How Many Civilians Has The U.S. Coalition Killed Bombing ISIS?
Weapons unleashed by American warplanes and its allies in the quest to crush the Islamic State have taken hundreds of innocent lives, but the U.S. claims the coalition is responsible for just a handful of them, a group monitoring the conflict alleges.
After 15 months and more than 8,400 airstrikes across Syria and Iraq the Pentagon now acknowledges that a total of six civilians, including three children, may have died from these attacks. That tiny figure has elicited a great deal of skepticism among Airwars, which tracks U.S.-led airstrikes against ISIS.
“Please, let’s not delude ourselves,” said Chris Woods, the director of the organization. “We’ve killed hundreds of civilians already. And we’ll likely kill hundreds more.”
According to its own data analysis, the British-based monitoring group estimates that U.S.-led warplanes have killed at least 680 civilians, and as many as 975, since its campaign against ISIS began in August 2014. American allies in the fight have included France, Canada and 11 other countries.
Airwars compiles its civilian deaths figures by analyzing and cross-referencing a range of sources, including local media reports, military and government officials and social media, Woods said. The group also reviews accounts by activists and organizations on the ground who confirm the identities of the dead through relatives and local officials. These other organizations include: Syrian Observatory for Human Rights; Syrian Network for Human Rights; Syria Violations Documentation Center; Raqaa is Being Slaughtered Silently; Iraq Body Count, and; Antiwar.com.
On its website, Airwars includes a complete database of all alleged civilian deaths in Syria and Iraq.

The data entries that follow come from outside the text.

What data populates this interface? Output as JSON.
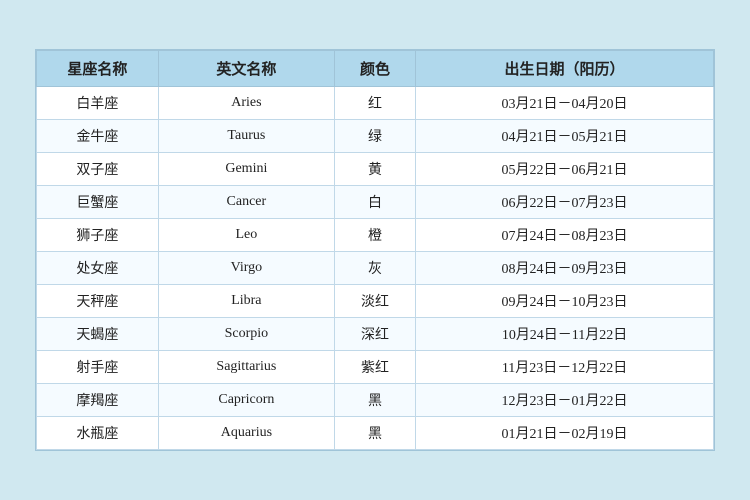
{
  "table": {
    "headers": [
      "星座名称",
      "英文名称",
      "颜色",
      "出生日期（阳历）"
    ],
    "rows": [
      {
        "chinese": "白羊座",
        "english": "Aries",
        "color": "红",
        "date": "03月21日－04月20日"
      },
      {
        "chinese": "金牛座",
        "english": "Taurus",
        "color": "绿",
        "date": "04月21日－05月21日"
      },
      {
        "chinese": "双子座",
        "english": "Gemini",
        "color": "黄",
        "date": "05月22日－06月21日"
      },
      {
        "chinese": "巨蟹座",
        "english": "Cancer",
        "color": "白",
        "date": "06月22日－07月23日"
      },
      {
        "chinese": "狮子座",
        "english": "Leo",
        "color": "橙",
        "date": "07月24日－08月23日"
      },
      {
        "chinese": "处女座",
        "english": "Virgo",
        "color": "灰",
        "date": "08月24日－09月23日"
      },
      {
        "chinese": "天秤座",
        "english": "Libra",
        "color": "淡红",
        "date": "09月24日－10月23日"
      },
      {
        "chinese": "天蝎座",
        "english": "Scorpio",
        "color": "深红",
        "date": "10月24日－11月22日"
      },
      {
        "chinese": "射手座",
        "english": "Sagittarius",
        "color": "紫红",
        "date": "11月23日－12月22日"
      },
      {
        "chinese": "摩羯座",
        "english": "Capricorn",
        "color": "黑",
        "date": "12月23日－01月22日"
      },
      {
        "chinese": "水瓶座",
        "english": "Aquarius",
        "color": "黑",
        "date": "01月21日－02月19日"
      }
    ]
  }
}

The group has established a grading system to rate the accuracy of the casualty reports it reviews with five levels of reliability: confirmed, fair, poor, contested events and disproven. Based on reports deemed “confirmed” or “fair,” coalition warplanes have killed civilians in 111 separate airstrikes, according to Airwars tallies.
To date, the Pentagon has admitted to killing civilians in only two U.S.-led airstrikes. A pair of young girls were “likely” killed by American warplanes in the Syrian village of Harem in November 2014, a declassified report by U.S. Central Command (CENTCOM) concluded. On Nov. 20, CENTCOM published a newly declassified investigation that found four civilians, including one child, likely died during an American strike on an ISIS checkpoint in Hatra, Iraq last March.

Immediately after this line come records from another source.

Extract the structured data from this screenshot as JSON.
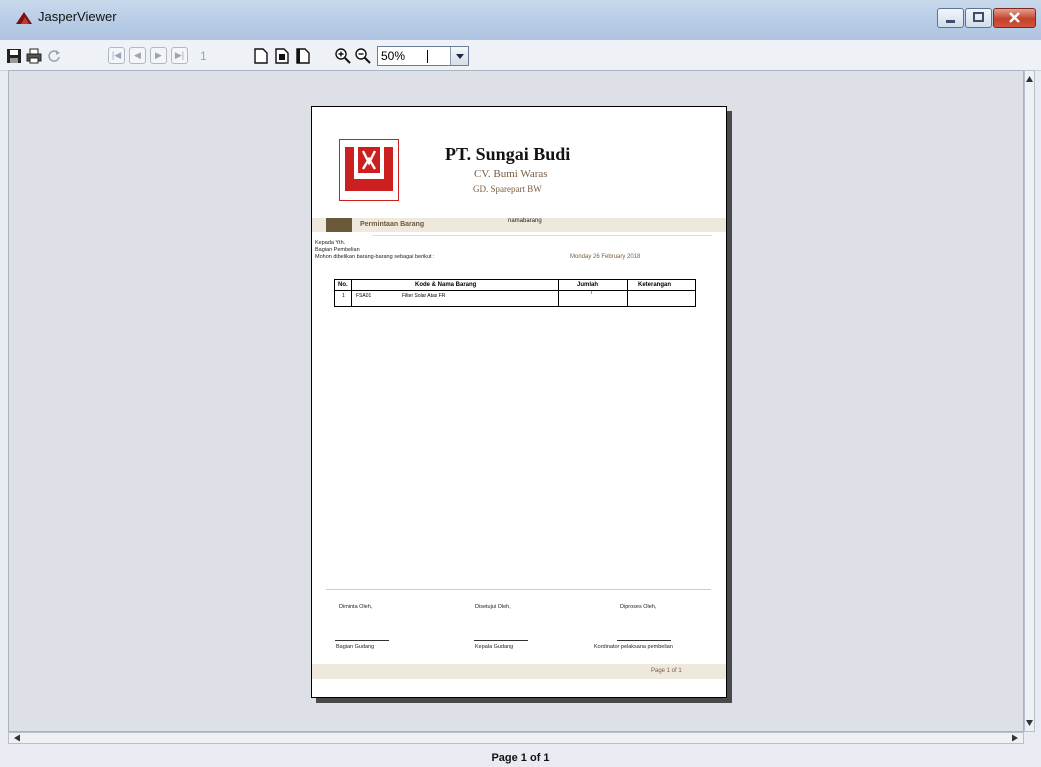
{
  "window": {
    "title": "JasperViewer"
  },
  "toolbar": {
    "page_number": "1",
    "zoom": "50%"
  },
  "report": {
    "company": "PT. Sungai Budi",
    "subsidiary": "CV. Bumi Waras",
    "warehouse": "GD. Sparepart BW",
    "band_title": "Permintaan Barang",
    "band_field": "namabarang",
    "to_line1": "Kepada Yth.",
    "to_line2": "Bagian Pembelian",
    "request_line": "Mohon dibelikan barang-barang sebagai berikut :",
    "date": "Monday 26 February 2018",
    "table": {
      "headers": [
        "No.",
        "Kode & Nama Barang",
        "Jumlah",
        "Keterangan"
      ],
      "row": {
        "no": "1",
        "code": "FSA01",
        "name": "Filter Solar Atas FR",
        "qty": "7",
        "note": ""
      }
    },
    "signatures": {
      "requested_by": "Diminta Oleh,",
      "approved_by": "Disetujui Oleh,",
      "processed_by": "Diproses Oleh,",
      "role1": "Bagian Gudang",
      "role2": "Kepala Gudang",
      "role3": "Kordinator pelaksana pembelian"
    },
    "page_footer": "Page 1 of 1"
  },
  "status": {
    "text": "Page 1 of 1"
  }
}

“We receive and review all allegations of civilian casualties seriously and perform due diligence to obtain credible information and evidence as it is available and possible.” Lt. Cmdr Ben Tisdale, a CENTCOM spokesman, told Vocativ in an email. “We cannot verify other agencies data, but do our utmost to conduct military operations that minimize civilian casualties.”
Military officials estimate that coalition airstrikes in Syria and have killed more than 15,000 ISIS fighters since the bombing campaign began, according to reports.
For months, the U.S. has been outspoken about its coalition’s success in minimizing civilian deaths during its war against the Islamic State. It has also repeatedly accused Russia’s own air campaign in Syria, which has targeted ISIS strongholds as well as rebel groups battling forces loyal to President Bashar al-Assad, for being too careless when it comes to sparing innocent lives.
“We would again ask our Russian partners to exercise the care the coalition is taking, in terms of trying to minimize civilian casualties,” CENTCOM spokesman Col. Pat Ryder told reporters earlier this month. “The reason the coalition is fighting [ISIS] is to protect and defend the civilian population that has been so brutalized by [ISIS].”
A recent Vocativ report showed how Moscow’s first month of airstrikes in Syria killed more civilians than Islamic State militants.
Woods acknowledged that the U.S. airstrikes have become far more precise in recent years, but called the six civilians deaths acknowledged by the Pentagon “pure fantasy.” Woods added that underreported figures ultimately limits the credibility of the U.S. military and its allies, which, in turn, could become a powerful propaganda tool for the Islamic State.
“The coalition is probably taking unprecedented steps to limit civilian casualties,” Woods said. “But, unfortunately, innocent people are still dying. It’s time we become much more honest about that.”